The chamber ensemble is an equal partner, as Trapani ratchets up the intensity of the instrumentation with each song. His uninhibited scoring is a large part of the cycle’s success, including such exotica as Appalachian dulcimer, Turkish fretless banjo, and stroh violin, all of which serve to convey the hardscrabble quality of the music’s rural origins.

This important Chicago premiere received magnificent advocacy from soloist Arnold, and the versatile musicians–not least Carol Cook on stroh violin–under the alert and sensitive direction of Cliff Colnot.

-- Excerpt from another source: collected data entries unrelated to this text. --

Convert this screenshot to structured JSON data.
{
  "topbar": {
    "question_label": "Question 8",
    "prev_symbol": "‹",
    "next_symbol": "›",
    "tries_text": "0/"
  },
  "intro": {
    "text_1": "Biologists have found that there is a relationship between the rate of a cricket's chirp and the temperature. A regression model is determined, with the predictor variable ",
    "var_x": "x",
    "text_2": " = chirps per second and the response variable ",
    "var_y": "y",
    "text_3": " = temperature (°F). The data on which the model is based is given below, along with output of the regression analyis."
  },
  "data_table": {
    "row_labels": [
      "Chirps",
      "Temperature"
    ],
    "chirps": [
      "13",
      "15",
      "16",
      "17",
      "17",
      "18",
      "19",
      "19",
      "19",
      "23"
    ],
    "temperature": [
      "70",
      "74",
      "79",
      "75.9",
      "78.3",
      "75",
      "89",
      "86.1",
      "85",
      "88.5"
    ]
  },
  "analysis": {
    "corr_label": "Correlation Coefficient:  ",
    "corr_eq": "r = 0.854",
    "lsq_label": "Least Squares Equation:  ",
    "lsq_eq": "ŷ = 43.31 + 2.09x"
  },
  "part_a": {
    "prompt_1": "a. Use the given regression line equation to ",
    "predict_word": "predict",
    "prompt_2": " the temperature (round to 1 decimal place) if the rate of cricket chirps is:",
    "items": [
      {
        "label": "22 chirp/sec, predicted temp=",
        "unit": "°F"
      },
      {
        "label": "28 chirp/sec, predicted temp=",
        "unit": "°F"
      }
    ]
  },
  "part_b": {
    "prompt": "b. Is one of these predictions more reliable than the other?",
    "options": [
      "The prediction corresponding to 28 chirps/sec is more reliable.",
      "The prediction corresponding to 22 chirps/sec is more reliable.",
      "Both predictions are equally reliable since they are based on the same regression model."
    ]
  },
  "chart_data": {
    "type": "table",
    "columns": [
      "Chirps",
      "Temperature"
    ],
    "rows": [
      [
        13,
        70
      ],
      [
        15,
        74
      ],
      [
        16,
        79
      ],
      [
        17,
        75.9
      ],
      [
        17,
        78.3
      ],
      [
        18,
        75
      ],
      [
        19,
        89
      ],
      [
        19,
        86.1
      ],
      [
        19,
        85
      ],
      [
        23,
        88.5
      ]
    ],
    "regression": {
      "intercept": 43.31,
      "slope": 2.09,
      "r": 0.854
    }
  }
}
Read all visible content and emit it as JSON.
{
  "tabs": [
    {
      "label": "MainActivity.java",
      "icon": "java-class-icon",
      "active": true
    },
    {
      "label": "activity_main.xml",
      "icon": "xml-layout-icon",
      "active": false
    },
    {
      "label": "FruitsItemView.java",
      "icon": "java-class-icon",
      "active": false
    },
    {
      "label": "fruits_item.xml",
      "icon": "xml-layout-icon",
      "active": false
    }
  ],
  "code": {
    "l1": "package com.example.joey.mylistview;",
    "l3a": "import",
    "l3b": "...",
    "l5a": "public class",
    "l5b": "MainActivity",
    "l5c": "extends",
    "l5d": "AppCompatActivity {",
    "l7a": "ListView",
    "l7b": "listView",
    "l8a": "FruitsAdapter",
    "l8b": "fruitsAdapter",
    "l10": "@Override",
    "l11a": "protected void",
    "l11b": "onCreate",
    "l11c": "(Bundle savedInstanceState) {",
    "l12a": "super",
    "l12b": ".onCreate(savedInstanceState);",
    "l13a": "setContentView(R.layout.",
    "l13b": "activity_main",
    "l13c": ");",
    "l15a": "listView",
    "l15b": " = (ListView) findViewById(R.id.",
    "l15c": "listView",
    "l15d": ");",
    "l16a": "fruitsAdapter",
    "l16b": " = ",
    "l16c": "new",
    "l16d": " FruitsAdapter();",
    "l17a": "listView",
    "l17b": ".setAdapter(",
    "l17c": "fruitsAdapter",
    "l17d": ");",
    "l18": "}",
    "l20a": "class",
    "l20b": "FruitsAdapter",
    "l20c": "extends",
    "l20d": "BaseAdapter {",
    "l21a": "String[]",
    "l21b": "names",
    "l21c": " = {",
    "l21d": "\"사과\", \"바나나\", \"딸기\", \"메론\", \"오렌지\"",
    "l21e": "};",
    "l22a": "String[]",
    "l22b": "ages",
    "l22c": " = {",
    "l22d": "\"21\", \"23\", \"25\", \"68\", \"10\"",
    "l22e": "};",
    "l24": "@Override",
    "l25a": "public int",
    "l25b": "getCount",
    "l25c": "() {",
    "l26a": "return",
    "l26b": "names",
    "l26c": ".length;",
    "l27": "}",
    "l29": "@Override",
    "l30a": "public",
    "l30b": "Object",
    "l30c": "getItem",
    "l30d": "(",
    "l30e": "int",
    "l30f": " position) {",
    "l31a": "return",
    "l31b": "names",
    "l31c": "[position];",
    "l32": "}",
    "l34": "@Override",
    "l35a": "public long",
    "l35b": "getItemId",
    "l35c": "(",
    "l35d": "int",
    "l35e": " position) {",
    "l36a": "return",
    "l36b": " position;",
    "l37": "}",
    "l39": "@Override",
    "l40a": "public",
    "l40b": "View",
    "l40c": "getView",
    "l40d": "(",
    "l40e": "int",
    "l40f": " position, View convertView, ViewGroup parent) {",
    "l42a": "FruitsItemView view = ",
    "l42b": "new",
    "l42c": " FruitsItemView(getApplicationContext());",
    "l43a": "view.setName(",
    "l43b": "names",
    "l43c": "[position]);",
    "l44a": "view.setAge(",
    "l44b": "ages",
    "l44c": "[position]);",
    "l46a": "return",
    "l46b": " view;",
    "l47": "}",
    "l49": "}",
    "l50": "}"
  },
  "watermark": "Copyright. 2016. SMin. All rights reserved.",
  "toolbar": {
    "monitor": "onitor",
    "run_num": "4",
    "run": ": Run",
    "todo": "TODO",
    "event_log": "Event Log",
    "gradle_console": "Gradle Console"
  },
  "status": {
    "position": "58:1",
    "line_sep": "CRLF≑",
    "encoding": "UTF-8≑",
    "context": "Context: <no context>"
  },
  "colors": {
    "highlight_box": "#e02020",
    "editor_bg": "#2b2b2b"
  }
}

The rest of the program–amiably hosted by CSO composers in residence Samuel Adams and Elizabeth Ogonek–offered two other works for large ensemble in their Chicago premieres.

Hans Abrahmsen has been enjoying an extraordinary tide of recent success. The Danish composer won the prestigious Grawemeyer Award for his Ophelia-inspired song cycle let me tell you, which received critical accolades in its U.S. premiere by the Cleveland Orchestra in January, followed by Boston Symphony Orchestra performances

In Wald (Forest) from 2009, Abrahamsen uses a theme from his Thoreau-inspired wind quintet, Walden. Sadly, the low-fi audio in the preview interview with the composer was largely unintelligible, but Abrahamsen’s music spoke most eloquently on its own.

From the opening notes of Wald, Abrahamsen draws one into this set of variations for large chamber orchestra. The composer manages to evoke a haunting Weber-like sense of primeval forest mystery, refracted through a modernist lens.

The work begins with a quietly insistent pulsing that has the character of a hunt. There are lowing sounds for horn and several striking passages, as with the evocative double-bass solo (well played by Michael Hovnanian) that seems to suggest a mythic beast in his lair. In the final section, the music accelerates and the contrapuntal thickets become more raucous  and complex, morphing into a kind of “Forest Murmurs” on Adderall, before the quiet coda. Colnot led a finely balanced and strongly projected performance of Abrahamsen’s distinctive and rewarding music.

Less successful was the evening’s opening work by Clara Iannotta. Intent on Resurrection–Spring or Some Such Thing is scored for large chamber ensemble and inspired by writings of David Foster Wallace and poetry of Dorothy Molloy.

Iannotta stated that she imagines “a room completely filled with dust” with fitful “glints of light,” and the Italian composer wields her forces with restraint and skill. Yet ultimately, her work seems as meandering and overlong as its title. Three minutes in we’ve pretty much heard everything, and the swoops and slides, scraping strings and assorted squeaks and squawks could have come from any number of dryly anonymous works written over the past sixty years.